Sexist Hollywood?: Women Still Struggle to Find Film Jobs, Study Finds

A new report from the Center for the Study of Women in Television and Film shows the number of women directors fluctuated upward in 2012

Women remain underrepresented in Hollywood as the percentage of female filmmakers stagnated last year, according to a new study.

Getty ImagesIn 2012, women represented just 18 percent of all directors, producers, writers, cinematographers and editors working on the top 250 domestic grossing films, according to a report from the Center for the Study of Women in Television and Film at San Diego State University titled "The Celluloid Ceiling: Behind-the-Scenes Employment of Women on the Top 250 Films of 2012."

That number remained the same as in 2011, and has increased just 1 percentage point since 1998.

Also read: Women Are on the Rise at Sundance – When Will Studios Take Note?

"This is a very complex issue," Dr. Martha M. Lauzen, executive director of the center, told TheWrap. "There are, I think, lots of factors at work that are keeping these numbers at about 17 to 18 percent."

Among the study's other findings:

>> Women accounted for 15 percent of writers working on the top 250 films of 2012. Seventy-eight percent of the films had no female writers.

>> Women make up 17 percent of all executive producers working on the top 250 films of 2012.  Sixty-one percent of the films had no female executive producers.

>> Women accounted for 25 percent of all producers working on the top 250 films of 2012. Thirty-two percent of the films had no female producers.

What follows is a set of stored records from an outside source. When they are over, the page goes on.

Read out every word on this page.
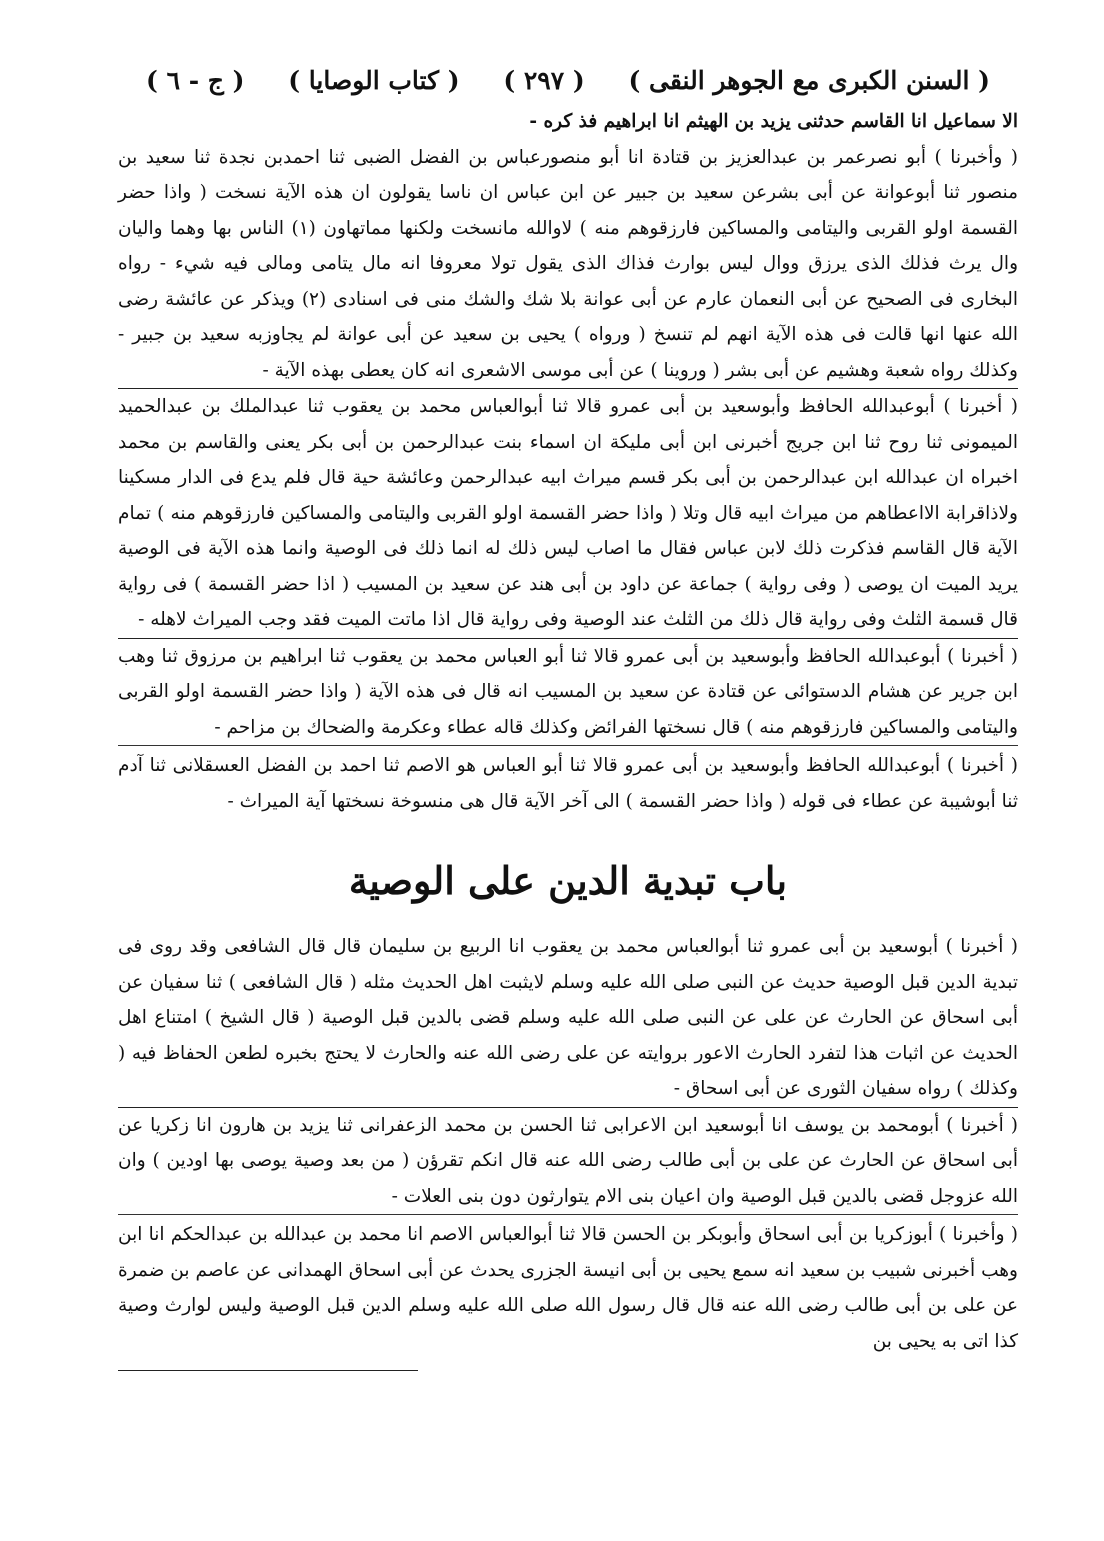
( السنن الكبرى مع الجوهر النقى )
( ٢٩٧ )
( كتاب الوصايا )
( ج - ٦ )

الا سماعيل انا القاسم حدثنى يزيد بن الهيثم انا ابراهيم فذ كره -

( وأخبرنا ) أبو نصرعمر بن عبدالعزيز بن قتادة انا أبو منصورعباس بن الفضل الضبى ثنا احمدبن نجدة ثنا سعيد بن منصور ثنا أبوعوانة عن أبى بشرعن سعيد بن جبير عن ابن عباس ان ناسا يقولون ان هذه الآية نسخت ( واذا حضر القسمة اولو القربى واليتامى والمساكين فارزقوهم منه ) لاوالله مانسخت ولكنها مماتهاون (١) الناس بها وهما واليان وال يرث فذلك الذى يرزق ووال ليس بوارث فذاك الذى يقول تولا معروفا انه مال يتامى ومالى فيه شيء - رواه البخارى فى الصحيح عن أبى النعمان عارم عن أبى عوانة بلا شك والشك منى فى اسنادى (٢) ويذكر عن عائشة رضى الله عنها انها قالت فى هذه الآية انهم لم تنسخ ( ورواه ) يحيى بن سعيد عن أبى عوانة لم يجاوزبه سعيد بن جبير - وكذلك رواه شعبة وهشيم عن أبى بشر ( وروينا ) عن أبى موسى الاشعرى انه كان يعطى بهذه الآية -

( أخبرنا ) أبوعبدالله الحافظ وأبوسعيد بن أبى عمرو قالا ثنا أبوالعباس محمد بن يعقوب ثنا عبدالملك بن عبدالحميد الميمونى ثنا روح ثنا ابن جريج أخبرنى ابن أبى مليكة ان اسماء بنت عبدالرحمن بن أبى بكر يعنى والقاسم بن محمد اخبراه ان عبدالله ابن عبدالرحمن بن أبى بكر قسم ميراث ابيه عبدالرحمن وعائشة حية قال فلم يدع فى الدار مسكينا ولاذاقرابة الااعطاهم من ميراث ابيه قال وتلا ( واذا حضر القسمة اولو القربى واليتامى والمساكين فارزقوهم منه ) تمام الآية قال القاسم فذكرت ذلك لابن عباس فقال ما اصاب ليس ذلك له انما ذلك فى الوصية وانما هذه الآية فى الوصية يريد الميت ان يوصى ( وفى رواية ) جماعة عن داود بن أبى هند عن سعيد بن المسيب ( اذا حضر القسمة ) فى رواية قال قسمة الثلث وفى رواية قال ذلك من الثلث عند الوصية وفى رواية قال اذا ماتت الميت فقد وجب الميراث لاهله -

( أخبرنا ) أبوعبدالله الحافظ وأبوسعيد بن أبى عمرو قالا ثنا أبو العباس محمد بن يعقوب ثنا ابراهيم بن مرزوق ثنا وهب ابن جرير عن هشام الدستوائى عن قتادة عن سعيد بن المسيب انه قال فى هذه الآية ( واذا حضر القسمة اولو القربى واليتامى والمساكين فارزقوهم منه ) قال نسختها الفرائض وكذلك قاله عطاء وعكرمة والضحاك بن مزاحم -

( أخبرنا ) أبوعبدالله الحافظ وأبوسعيد بن أبى عمرو قالا ثنا أبو العباس هو الاصم ثنا احمد بن الفضل العسقلانى ثنا آدم ثنا أبوشيبة عن عطاء فى قوله ( واذا حضر القسمة ) الى آخر الآية قال هى منسوخة نسختها آية الميراث -

باب تبدية الدين على الوصية

( أخبرنا ) أبوسعيد بن أبى عمرو ثنا أبوالعباس محمد بن يعقوب انا الربيع بن سليمان قال قال الشافعى وقد روى فى تبدية الدين قبل الوصية حديث عن النبى صلى الله عليه وسلم لايثبت اهل الحديث مثله ( قال الشافعى ) ثنا سفيان عن أبى اسحاق عن الحارث عن على عن النبى صلى الله عليه وسلم قضى بالدين قبل الوصية ( قال الشيخ ) امتناع اهل الحديث عن اثبات هذا لتفرد الحارث الاعور بروايته عن على رضى الله عنه والحارث لا يحتج بخبره لطعن الحفاظ فيه ( وكذلك ) رواه سفيان الثورى عن أبى اسحاق -

( أخبرنا ) أبومحمد بن يوسف انا أبوسعيد ابن الاعرابى ثنا الحسن بن محمد الزعفرانى ثنا يزيد بن هارون انا زكريا عن أبى اسحاق عن الحارث عن على بن أبى طالب رضى الله عنه قال انكم تقرؤن ( من بعد وصية يوصى بها اودين ) وان الله عزوجل قضى بالدين قبل الوصية وان اعيان بنى الام يتوارثون دون بنى العلات -

( وأخبرنا ) أبوزكريا بن أبى اسحاق وأبوبكر بن الحسن قالا ثنا أبوالعباس الاصم انا محمد بن عبدالله بن عبدالحكم انا ابن وهب أخبرنى شبيب بن سعيد انه سمع يحيى بن أبى انيسة الجزرى يحدث عن أبى اسحاق الهمدانى عن عاصم بن ضمرة عن على بن أبى طالب رضى الله عنه قال قال رسول الله صلى الله عليه وسلم الدين قبل الوصية وليس لوارث وصية كذا اتى به يحيى بن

The flatlining has remained stubbornly intransigent despite a few high-profile advances. Kathryn Bigelow, for instance, became the first female to win the Best Director Oscar in 2009 for "The Hurt Locker" and was back this year with the Oscar-nominated war drama "Zero Dark Thirty." But Bigelow and other high-profile female directors like Sofia Coppola and Lisa Cholodenko are the exceptions.

The number of women directors increased 4 percent from 2011, but that number has fluctuated over the years, said Lauzen, who has conducted the study for more than a decade.

Also read: Celluloid Ceiling: Women Comprised Only 5% of Directors in 2011

"What you'll see is the percentage of directors who happen to be women have been bouncing around between 5 percent and 9 percent," she said. "There isn't any clear indication that we are in the midst of a long-term upward trend."

On the indie front, the glass ceiling female filmmakers face is showing more cracks. As TheWrap's Sharon Waxman noted this weekend, for the first time in its history, the Sundance Film Festival has an equal number of women as men directors in competition this year.

Moreover, women have made big strides when it comes to sliding behind the camera on lower-budget projects, according to a new study commissioned by the Sundance Institute and Women in Film Los Angeles. The report found that women directed 24 percent of the films at Sundance between 2002 and 2012. That number shrinks substantially when it comes to big studio productions. Women directed just 4.4 percent of the top 100 films at the box office from 2002 to 2012, the report found.

Lauzen said she believes the gender gap in Hollywood is firmly entrenched but hopes that  building awareness can improve the disparity.

"Awareness would be key, and there needs to be some recognition that it's problematic," she said. "There would need to be some kind of recognition that when you have 89 percent of your films directed by men that you're getting a certain perspective not he world. And that's kind of a narrow perspective."

She said an "external intervention" would be needed to change Hollywood in any significant way now.

"I think any sustained and significant change will have to come from some kind of external intervention," Lauzen said. "I do have to say, since I've been doing this study for over a decade, the film industry does appear to be quite entrenched.

"I don't think the industry will change on its own," she said.